На художника она так и не взглянула. Константин Павлович кашлянул, потер горло, — он был растроган.
Выйдя из дома, он долго бесцельно стоял на пороге. Стоял, посматривал в вечереющее небо, покачивался. Потом нехотя подошел к картине и со стороны, как на чужую, смотрел, не вынимая из карманов рук. «М-да, над композицией надо думать. Думать». Взял карандаш и попробовал обозначить, где что расположится. Тут вот берег, тут речной плес. За рекой поле, огромное пространство, где плавится, перекипает знойный день. «Может, облако? Да нет, все не то. Тесно, очень сужено. И вообще…» Но он вовремя удержал себя, подумав, что недовольство его, видимо, от усталости. Не нужно горячиться, решение, такое, как нужно, придет со временем.
Он подошел к калитке и загляделся на улицу. Солнце уже село, гасла заря. В деревне было пусто. Константин Павлович так и простоял бы один до звезд, до темноты, но, к счастью, увидел проходившего неподалеку Бориса Евсеевича и окликнул; обрадовался, затянул в гости.
В тот вечер Борис Евсеевич засиделся допоздна, — за разговорами не заметили, как и время ушло. Прощаясь, учитель сказал, что на днях они старой, уже сколотившейся компанией собираются на рыбалку, на всю ночь. Не хочет ли Константин Павлович?
— Да конечно же, товарищи! — обрадовался Константин Павлович. — С удовольствием!
— Тогда готовьтесь. Одежонку подберите, подстелить что-нибудь… Да вам тетка Дарья все сама устроит. Дело ей знакомое.
Сестра и в самом деле проявила в сборах на рыбалку удивительную осведомленность. К тому времени, когда за ним заехали Борис Евсеевич, Серьга и Корней Иванович, в сенцах были припасены сбитые кирзовые сапоги; старые, заскорузлые, из какой-то с трудом гнущейся материи штаны и пиджак, тоже, видимо, не раз побывавший под проливным дождем. Константин Павлович тут же, в сенцах, при лампе, быстро переоделся. Необычный костюм сидел на нем коробом, но он прибил, осадил его, где надо, руками, и ему было приятно убедиться, что теперь он ничем не отличается от остальных.

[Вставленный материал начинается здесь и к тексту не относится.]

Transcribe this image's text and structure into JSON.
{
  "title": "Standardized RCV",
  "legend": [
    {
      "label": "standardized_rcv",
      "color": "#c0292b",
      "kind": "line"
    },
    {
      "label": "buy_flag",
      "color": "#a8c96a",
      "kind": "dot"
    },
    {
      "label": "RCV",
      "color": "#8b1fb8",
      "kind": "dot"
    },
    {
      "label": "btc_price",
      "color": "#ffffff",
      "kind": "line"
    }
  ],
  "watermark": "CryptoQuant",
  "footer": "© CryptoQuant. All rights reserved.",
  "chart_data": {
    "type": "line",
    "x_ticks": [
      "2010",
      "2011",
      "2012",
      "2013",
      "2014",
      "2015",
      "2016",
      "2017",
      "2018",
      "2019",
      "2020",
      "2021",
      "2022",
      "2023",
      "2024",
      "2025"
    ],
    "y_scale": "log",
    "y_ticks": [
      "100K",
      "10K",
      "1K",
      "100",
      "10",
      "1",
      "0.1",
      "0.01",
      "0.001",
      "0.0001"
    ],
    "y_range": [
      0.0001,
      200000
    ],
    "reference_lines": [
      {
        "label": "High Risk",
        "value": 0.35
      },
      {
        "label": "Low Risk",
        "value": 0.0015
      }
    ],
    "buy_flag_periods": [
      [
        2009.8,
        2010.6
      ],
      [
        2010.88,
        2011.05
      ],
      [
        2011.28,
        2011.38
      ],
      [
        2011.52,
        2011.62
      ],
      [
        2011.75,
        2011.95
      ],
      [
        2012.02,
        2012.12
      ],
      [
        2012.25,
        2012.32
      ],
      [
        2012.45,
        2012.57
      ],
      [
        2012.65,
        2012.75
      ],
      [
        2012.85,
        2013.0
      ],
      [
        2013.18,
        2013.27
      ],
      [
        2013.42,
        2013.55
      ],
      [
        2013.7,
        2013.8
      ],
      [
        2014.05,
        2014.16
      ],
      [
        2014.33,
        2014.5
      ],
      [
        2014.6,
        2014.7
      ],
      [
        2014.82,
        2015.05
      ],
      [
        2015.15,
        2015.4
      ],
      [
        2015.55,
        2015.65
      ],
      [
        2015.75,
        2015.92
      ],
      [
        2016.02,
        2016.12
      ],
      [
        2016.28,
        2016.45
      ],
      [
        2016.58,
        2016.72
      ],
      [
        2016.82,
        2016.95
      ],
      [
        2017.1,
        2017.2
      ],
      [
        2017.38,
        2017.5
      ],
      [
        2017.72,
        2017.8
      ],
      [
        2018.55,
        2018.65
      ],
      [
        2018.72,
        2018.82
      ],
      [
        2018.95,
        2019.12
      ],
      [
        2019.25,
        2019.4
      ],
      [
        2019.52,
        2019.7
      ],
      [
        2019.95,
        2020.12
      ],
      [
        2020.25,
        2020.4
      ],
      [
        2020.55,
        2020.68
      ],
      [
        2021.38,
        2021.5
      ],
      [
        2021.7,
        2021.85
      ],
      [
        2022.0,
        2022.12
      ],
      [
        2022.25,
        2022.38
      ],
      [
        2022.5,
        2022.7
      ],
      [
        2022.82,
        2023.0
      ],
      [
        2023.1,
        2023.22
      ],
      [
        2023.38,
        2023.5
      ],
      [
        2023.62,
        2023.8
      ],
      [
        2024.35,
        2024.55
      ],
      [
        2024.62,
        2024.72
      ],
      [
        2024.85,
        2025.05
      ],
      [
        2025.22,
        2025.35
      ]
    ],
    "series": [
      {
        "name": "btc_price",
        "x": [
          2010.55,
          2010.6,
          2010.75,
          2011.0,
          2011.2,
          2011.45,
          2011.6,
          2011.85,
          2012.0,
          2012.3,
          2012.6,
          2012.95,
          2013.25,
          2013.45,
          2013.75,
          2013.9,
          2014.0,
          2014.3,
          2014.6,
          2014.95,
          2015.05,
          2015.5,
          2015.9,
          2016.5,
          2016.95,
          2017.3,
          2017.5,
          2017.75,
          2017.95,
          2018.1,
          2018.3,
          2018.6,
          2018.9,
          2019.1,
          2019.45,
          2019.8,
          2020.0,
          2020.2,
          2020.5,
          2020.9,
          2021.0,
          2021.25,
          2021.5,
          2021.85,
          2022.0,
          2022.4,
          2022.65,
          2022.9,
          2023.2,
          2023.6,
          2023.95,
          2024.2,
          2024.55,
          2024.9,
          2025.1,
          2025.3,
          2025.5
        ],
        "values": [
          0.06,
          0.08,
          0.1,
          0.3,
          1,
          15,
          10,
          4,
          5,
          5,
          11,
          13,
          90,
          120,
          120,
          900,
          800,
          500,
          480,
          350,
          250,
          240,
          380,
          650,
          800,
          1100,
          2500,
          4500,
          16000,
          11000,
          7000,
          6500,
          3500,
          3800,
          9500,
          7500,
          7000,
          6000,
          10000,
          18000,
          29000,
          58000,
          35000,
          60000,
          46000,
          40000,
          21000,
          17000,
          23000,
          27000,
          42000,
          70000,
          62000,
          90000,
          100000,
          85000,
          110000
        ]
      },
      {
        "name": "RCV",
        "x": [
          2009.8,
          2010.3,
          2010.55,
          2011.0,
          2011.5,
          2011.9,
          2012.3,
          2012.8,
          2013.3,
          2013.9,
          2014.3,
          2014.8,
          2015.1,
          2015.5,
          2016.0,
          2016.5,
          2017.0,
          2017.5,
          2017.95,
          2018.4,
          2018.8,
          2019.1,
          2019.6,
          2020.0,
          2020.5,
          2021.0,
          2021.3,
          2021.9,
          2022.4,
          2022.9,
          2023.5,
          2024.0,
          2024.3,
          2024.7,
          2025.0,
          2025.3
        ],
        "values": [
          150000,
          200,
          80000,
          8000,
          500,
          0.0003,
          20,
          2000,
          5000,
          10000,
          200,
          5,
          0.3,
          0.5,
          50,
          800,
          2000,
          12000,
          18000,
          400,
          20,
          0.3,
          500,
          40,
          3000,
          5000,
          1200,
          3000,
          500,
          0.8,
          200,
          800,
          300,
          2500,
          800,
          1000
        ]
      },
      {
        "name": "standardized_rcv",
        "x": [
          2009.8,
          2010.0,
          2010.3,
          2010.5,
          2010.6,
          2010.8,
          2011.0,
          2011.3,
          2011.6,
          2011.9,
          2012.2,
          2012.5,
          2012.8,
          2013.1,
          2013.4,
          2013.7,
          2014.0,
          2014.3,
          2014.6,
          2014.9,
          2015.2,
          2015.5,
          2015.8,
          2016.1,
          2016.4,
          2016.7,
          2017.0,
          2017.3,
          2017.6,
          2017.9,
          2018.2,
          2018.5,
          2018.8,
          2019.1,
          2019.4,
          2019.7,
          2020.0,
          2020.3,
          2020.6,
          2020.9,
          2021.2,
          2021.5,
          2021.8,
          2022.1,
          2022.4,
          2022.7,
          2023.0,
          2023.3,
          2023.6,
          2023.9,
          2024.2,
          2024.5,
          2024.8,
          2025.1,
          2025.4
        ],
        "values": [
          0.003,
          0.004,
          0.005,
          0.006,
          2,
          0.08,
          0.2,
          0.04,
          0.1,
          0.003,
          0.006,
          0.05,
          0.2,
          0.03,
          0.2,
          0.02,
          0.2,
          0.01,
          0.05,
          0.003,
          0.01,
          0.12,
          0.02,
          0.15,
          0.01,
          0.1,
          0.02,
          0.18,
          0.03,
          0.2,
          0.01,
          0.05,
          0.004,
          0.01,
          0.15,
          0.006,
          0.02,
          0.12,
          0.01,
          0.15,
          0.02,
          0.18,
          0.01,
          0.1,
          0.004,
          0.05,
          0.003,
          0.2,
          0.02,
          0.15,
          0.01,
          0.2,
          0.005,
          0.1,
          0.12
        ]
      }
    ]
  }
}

Непривычно шагая и все оглядывая себя, он вышел к ожидавшей подводе. Было темно, только на западе в разрывах облаков чуть рдела заря. Разглядеть, кто сидит в телеге, было невозможно, но два огонька самокруток светились явственно, — это ждали Серьга и Корней Иванович. Лошаденка в ожидании осела на заднюю ногу и задремала.
Рассаживались шумно и бестолково, — Константин Павлович переменил, однако, места четыре. Наконец уселись. У Корнея Ивановича сквозь прутья грядушки торчала деревяшка.

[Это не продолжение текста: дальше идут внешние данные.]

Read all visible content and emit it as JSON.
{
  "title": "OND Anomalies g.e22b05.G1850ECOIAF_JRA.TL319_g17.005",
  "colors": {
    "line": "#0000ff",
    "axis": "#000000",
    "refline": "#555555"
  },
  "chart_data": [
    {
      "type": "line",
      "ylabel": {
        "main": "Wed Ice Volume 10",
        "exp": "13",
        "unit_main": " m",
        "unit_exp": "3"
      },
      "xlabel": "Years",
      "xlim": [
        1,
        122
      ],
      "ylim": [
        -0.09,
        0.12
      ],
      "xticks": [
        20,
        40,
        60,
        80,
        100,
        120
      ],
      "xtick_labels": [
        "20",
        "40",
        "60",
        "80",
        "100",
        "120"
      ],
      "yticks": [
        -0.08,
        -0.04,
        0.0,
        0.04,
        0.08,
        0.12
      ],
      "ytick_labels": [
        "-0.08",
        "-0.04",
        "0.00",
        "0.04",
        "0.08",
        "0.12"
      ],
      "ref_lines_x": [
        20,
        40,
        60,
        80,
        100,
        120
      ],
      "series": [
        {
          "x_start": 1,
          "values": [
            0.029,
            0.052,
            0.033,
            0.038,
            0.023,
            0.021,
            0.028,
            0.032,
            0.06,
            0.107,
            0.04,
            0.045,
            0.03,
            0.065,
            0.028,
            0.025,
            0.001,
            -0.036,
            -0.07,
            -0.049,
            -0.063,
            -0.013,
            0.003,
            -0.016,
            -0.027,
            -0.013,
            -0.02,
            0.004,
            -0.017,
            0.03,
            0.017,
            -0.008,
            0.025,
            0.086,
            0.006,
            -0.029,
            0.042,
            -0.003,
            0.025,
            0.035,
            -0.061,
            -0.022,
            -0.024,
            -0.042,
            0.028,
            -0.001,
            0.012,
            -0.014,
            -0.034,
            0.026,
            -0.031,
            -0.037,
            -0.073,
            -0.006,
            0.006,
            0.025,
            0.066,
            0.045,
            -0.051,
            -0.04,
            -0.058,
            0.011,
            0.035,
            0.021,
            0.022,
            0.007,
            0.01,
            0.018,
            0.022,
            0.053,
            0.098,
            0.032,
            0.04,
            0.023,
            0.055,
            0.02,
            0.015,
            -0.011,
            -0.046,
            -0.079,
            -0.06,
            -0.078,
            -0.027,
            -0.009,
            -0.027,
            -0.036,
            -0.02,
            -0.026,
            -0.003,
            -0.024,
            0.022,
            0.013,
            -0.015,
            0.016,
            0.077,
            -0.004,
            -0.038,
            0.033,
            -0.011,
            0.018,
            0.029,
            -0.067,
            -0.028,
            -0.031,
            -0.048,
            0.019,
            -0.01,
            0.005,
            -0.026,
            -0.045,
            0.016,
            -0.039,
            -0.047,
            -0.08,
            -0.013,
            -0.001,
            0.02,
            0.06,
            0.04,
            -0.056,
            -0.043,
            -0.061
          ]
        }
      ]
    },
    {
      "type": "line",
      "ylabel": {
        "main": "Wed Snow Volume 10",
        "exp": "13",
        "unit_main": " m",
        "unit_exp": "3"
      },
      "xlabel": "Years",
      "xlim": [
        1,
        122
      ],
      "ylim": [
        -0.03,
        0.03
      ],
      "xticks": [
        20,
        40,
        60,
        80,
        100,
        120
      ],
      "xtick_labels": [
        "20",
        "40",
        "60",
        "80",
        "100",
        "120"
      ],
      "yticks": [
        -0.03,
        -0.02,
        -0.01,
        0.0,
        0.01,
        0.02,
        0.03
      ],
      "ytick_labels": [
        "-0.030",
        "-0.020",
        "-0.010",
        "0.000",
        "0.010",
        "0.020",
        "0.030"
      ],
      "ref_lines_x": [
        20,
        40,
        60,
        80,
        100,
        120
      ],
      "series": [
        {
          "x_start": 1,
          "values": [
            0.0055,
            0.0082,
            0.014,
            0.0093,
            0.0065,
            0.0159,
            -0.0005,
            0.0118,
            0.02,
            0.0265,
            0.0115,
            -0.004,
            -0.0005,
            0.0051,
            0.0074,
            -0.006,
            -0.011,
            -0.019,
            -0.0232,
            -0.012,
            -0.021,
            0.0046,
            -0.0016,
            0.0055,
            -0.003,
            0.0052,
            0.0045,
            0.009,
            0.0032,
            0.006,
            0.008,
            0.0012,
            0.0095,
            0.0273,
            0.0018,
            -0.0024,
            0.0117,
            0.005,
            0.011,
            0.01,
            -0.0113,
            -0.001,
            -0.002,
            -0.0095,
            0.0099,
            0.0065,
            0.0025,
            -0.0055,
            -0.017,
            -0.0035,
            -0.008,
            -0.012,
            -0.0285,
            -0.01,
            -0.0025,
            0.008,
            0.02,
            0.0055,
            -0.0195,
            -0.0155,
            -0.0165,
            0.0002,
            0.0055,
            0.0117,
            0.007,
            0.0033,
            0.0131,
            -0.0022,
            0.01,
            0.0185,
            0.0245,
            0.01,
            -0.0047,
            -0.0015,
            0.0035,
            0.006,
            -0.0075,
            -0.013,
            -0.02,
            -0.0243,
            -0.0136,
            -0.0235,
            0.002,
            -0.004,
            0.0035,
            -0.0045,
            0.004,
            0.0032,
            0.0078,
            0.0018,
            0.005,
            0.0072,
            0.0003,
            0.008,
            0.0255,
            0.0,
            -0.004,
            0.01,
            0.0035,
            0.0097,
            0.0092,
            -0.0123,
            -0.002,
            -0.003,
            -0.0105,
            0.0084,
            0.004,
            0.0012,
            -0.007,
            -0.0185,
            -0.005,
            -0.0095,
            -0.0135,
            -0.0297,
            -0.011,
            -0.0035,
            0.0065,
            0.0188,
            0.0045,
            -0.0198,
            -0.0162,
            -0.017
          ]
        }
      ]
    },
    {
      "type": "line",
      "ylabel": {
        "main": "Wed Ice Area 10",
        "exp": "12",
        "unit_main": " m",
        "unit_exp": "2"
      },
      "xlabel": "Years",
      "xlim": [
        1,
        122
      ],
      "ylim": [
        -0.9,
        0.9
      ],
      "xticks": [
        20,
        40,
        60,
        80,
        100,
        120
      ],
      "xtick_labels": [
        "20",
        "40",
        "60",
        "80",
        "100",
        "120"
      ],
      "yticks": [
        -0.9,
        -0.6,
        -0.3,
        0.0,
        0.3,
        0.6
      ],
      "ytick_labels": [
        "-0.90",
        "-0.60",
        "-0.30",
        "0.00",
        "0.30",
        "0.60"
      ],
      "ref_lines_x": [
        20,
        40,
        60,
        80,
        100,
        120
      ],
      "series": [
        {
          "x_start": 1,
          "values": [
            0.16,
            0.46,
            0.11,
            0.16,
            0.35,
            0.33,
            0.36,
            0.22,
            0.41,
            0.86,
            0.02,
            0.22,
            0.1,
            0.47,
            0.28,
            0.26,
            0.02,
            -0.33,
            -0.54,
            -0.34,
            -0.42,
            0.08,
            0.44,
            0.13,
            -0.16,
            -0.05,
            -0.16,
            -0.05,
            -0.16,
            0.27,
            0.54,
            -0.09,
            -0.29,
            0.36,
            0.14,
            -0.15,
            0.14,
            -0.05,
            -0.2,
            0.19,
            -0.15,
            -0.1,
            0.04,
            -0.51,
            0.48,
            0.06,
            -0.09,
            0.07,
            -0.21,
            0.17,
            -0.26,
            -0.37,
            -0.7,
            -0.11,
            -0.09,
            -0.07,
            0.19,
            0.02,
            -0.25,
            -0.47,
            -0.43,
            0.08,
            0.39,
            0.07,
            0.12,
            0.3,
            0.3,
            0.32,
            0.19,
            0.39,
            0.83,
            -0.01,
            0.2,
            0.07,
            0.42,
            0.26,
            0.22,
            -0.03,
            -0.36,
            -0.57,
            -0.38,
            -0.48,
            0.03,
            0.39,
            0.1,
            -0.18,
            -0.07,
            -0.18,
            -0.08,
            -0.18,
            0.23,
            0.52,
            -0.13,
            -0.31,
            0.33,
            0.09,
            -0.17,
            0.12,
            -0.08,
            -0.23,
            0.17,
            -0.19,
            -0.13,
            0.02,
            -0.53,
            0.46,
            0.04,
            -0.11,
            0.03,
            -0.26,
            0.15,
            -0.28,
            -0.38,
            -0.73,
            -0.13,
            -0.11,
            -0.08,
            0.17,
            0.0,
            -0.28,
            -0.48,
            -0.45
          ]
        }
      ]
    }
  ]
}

— Смотри, за столб бы нам не зацепиться, — произнес Серьга, видимо, каждый раз повторявшуюся шутку, разбирая вожжи.
— Трогай, балабон, — густым голосом сказал Корней Иванович.

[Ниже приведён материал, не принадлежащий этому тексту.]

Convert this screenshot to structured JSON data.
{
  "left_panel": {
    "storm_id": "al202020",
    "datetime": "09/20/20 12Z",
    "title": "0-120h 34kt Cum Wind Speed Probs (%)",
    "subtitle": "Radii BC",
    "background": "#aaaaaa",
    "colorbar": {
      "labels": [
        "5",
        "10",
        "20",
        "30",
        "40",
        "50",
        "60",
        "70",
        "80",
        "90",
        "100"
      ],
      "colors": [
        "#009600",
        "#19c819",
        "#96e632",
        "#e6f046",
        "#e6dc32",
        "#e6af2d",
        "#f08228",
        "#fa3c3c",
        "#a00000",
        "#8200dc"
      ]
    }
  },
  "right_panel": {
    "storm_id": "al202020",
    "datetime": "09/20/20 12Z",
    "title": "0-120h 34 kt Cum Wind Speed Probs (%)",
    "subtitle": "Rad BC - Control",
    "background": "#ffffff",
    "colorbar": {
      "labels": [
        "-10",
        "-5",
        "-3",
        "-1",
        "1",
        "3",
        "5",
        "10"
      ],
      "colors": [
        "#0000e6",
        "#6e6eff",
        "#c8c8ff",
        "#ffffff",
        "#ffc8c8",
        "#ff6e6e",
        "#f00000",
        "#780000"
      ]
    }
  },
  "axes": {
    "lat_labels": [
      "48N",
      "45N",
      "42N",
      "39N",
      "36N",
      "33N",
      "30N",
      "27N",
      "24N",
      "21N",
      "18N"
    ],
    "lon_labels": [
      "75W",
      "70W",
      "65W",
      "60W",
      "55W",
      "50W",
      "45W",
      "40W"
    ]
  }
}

Серьга погонял не шибко, и ехать было покойно. Медленно догорала заря, но еще долго светлело в закатной стороне, и когда подвода выехала к реке, то Константин Павлович, покачиваясь в телеге, смотрел и не мог насмотреться, как блестели вдали перекаты и повороты реки. Низко над головой пролетали какие-то запоздалые птахи, лошадь шла шагом, трава была высока и хлестала по ногам. Положив руки на грядушку, Константин Павлович смотрел на реку, слушал, как глухо и тупо постукивают ступицы колес, и с удовольствием вдыхал мужицкий запах упряжи, дегтя и ночной сырости. «Вот, — думал он, — поселиться здесь хотя бы на год, на два. Ей-богу, можно написать такую вещь, что ахнут! Ведь как многого мы там не замечаем, не знаем, а если и знали что когда-то, то как быстро все забывается. Нет, не надо, не надо забывать, не надо отставать!»